Now assume I am a long-term investor, who invested money into a company, and wants to keep all that money in the company, instead of taking money out.
If the company pays a dividend, I can put the money they paid me back into the company, but I have to pay capital income tax on the money in between. If they buy back some stock, I have essentially fully reinvested my money to grow my share of ownership in that company, but I have not paid any tax on this, and will only have to do so at the end. As I get to grow compound interest on my money, I will come out much better in the long term.
> As I get to grow compound interest on my money, I will come out much better in the long term.
You will pay the capital gains tax rate either way. Either when you buy 15% less additional shares, or when you sell them at the end and pay the 15% then.
If you start with 15% less and compound it, you still end with 15% less.
(15% is just an example)
You might be placing a bet that at some point in the future there will be a reduction the capital gains rate, but, as far as I can see, you are not earning more due to compounding.

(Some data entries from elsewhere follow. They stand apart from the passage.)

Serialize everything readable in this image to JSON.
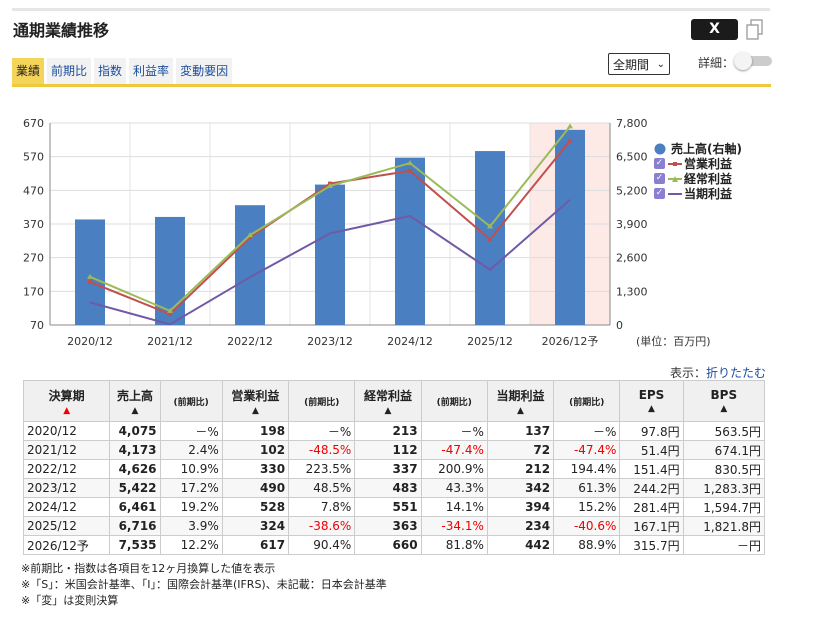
{
  "header": {
    "title": "通期業績推移",
    "x_label": "X"
  },
  "tabs": [
    "業績",
    "前期比",
    "指数",
    "利益率",
    "変動要因"
  ],
  "controls": {
    "period": "全期間",
    "detail_label": "詳細："
  },
  "chart_data": {
    "type": "bar+line",
    "categories": [
      "2020/12",
      "2021/12",
      "2022/12",
      "2023/12",
      "2024/12",
      "2025/12",
      "2026/12予"
    ],
    "bar_series": {
      "name": "売上高(右軸)",
      "values": [
        4075,
        4173,
        4626,
        5422,
        6461,
        6716,
        7535
      ],
      "color": "#4a7fc1"
    },
    "line_series": [
      {
        "name": "営業利益",
        "values": [
          198,
          102,
          330,
          490,
          528,
          324,
          617
        ],
        "color": "#c0504d"
      },
      {
        "name": "経常利益",
        "values": [
          213,
          112,
          337,
          483,
          551,
          363,
          660
        ],
        "color": "#9bbb59"
      },
      {
        "name": "当期利益",
        "values": [
          137,
          72,
          212,
          342,
          394,
          234,
          442
        ],
        "color": "#7159a5"
      }
    ],
    "left_axis": {
      "min": 70,
      "max": 670,
      "ticks": [
        "670",
        "570",
        "470",
        "370",
        "270",
        "170",
        "70"
      ]
    },
    "right_axis": {
      "min": 0,
      "max": 7800,
      "ticks": [
        "7,800",
        "6,500",
        "5,200",
        "3,900",
        "2,600",
        "1,300",
        "0"
      ]
    },
    "unit": "(単位：百万円)",
    "forecast_highlight_index": 6
  },
  "display": {
    "label": "表示：",
    "link": "折りたたむ"
  },
  "table": {
    "headers": {
      "period": "決算期",
      "sales": "売上高",
      "yoy": "(前期比)",
      "op": "営業利益",
      "ord": "経常利益",
      "net": "当期利益",
      "eps": "EPS",
      "bps": "BPS",
      "sort_up": "▲"
    },
    "rows": [
      [
        "2020/12",
        "4,075",
        "－%",
        "198",
        "－%",
        "213",
        "－%",
        "137",
        "－%",
        "97.8円",
        "563.5円"
      ],
      [
        "2021/12",
        "4,173",
        "2.4%",
        "102",
        "-48.5%",
        "112",
        "-47.4%",
        "72",
        "-47.4%",
        "51.4円",
        "674.1円"
      ],
      [
        "2022/12",
        "4,626",
        "10.9%",
        "330",
        "223.5%",
        "337",
        "200.9%",
        "212",
        "194.4%",
        "151.4円",
        "830.5円"
      ],
      [
        "2023/12",
        "5,422",
        "17.2%",
        "490",
        "48.5%",
        "483",
        "43.3%",
        "342",
        "61.3%",
        "244.2円",
        "1,283.3円"
      ],
      [
        "2024/12",
        "6,461",
        "19.2%",
        "528",
        "7.8%",
        "551",
        "14.1%",
        "394",
        "15.2%",
        "281.4円",
        "1,594.7円"
      ],
      [
        "2025/12",
        "6,716",
        "3.9%",
        "324",
        "-38.6%",
        "363",
        "-34.1%",
        "234",
        "-40.6%",
        "167.1円",
        "1,821.8円"
      ],
      [
        "2026/12予",
        "7,535",
        "12.2%",
        "617",
        "90.4%",
        "660",
        "81.8%",
        "442",
        "88.9%",
        "315.7円",
        "－円"
      ]
    ]
  },
  "notes": [
    "※前期比・指数は各項目を12ヶ月換算した値を表示",
    "※「S」：米国会計基準、「I」：国際会計基準(IFRS)、未記載：日本会計基準",
    "※「変」は変則決算"
  ]
}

This is incorrect. If the company buys back say $100m worth of its stock, it's true that the individual shares remaining represent a larger fraction of the company, BUT the company itself is worth $100m less after the transaction (because it has spent that $100m on purchase of something that can't be added to the balance sheet - basically incinerated that money from company's point of view, similarly to how paying out dividends is "destroying" money). These two factors cancel out perfectly, and the book value per share remains unchanged.
I'm upvoting because you're advancing the discussion for sure.
Buybacks of overpriced stocks also do not benefit investors.
Stock grants can actually include dividends.
Even if you don't sell or borrow against it you benefit because you don't have that tax liability, and the money you woulda paid in taxes can continue to be invested.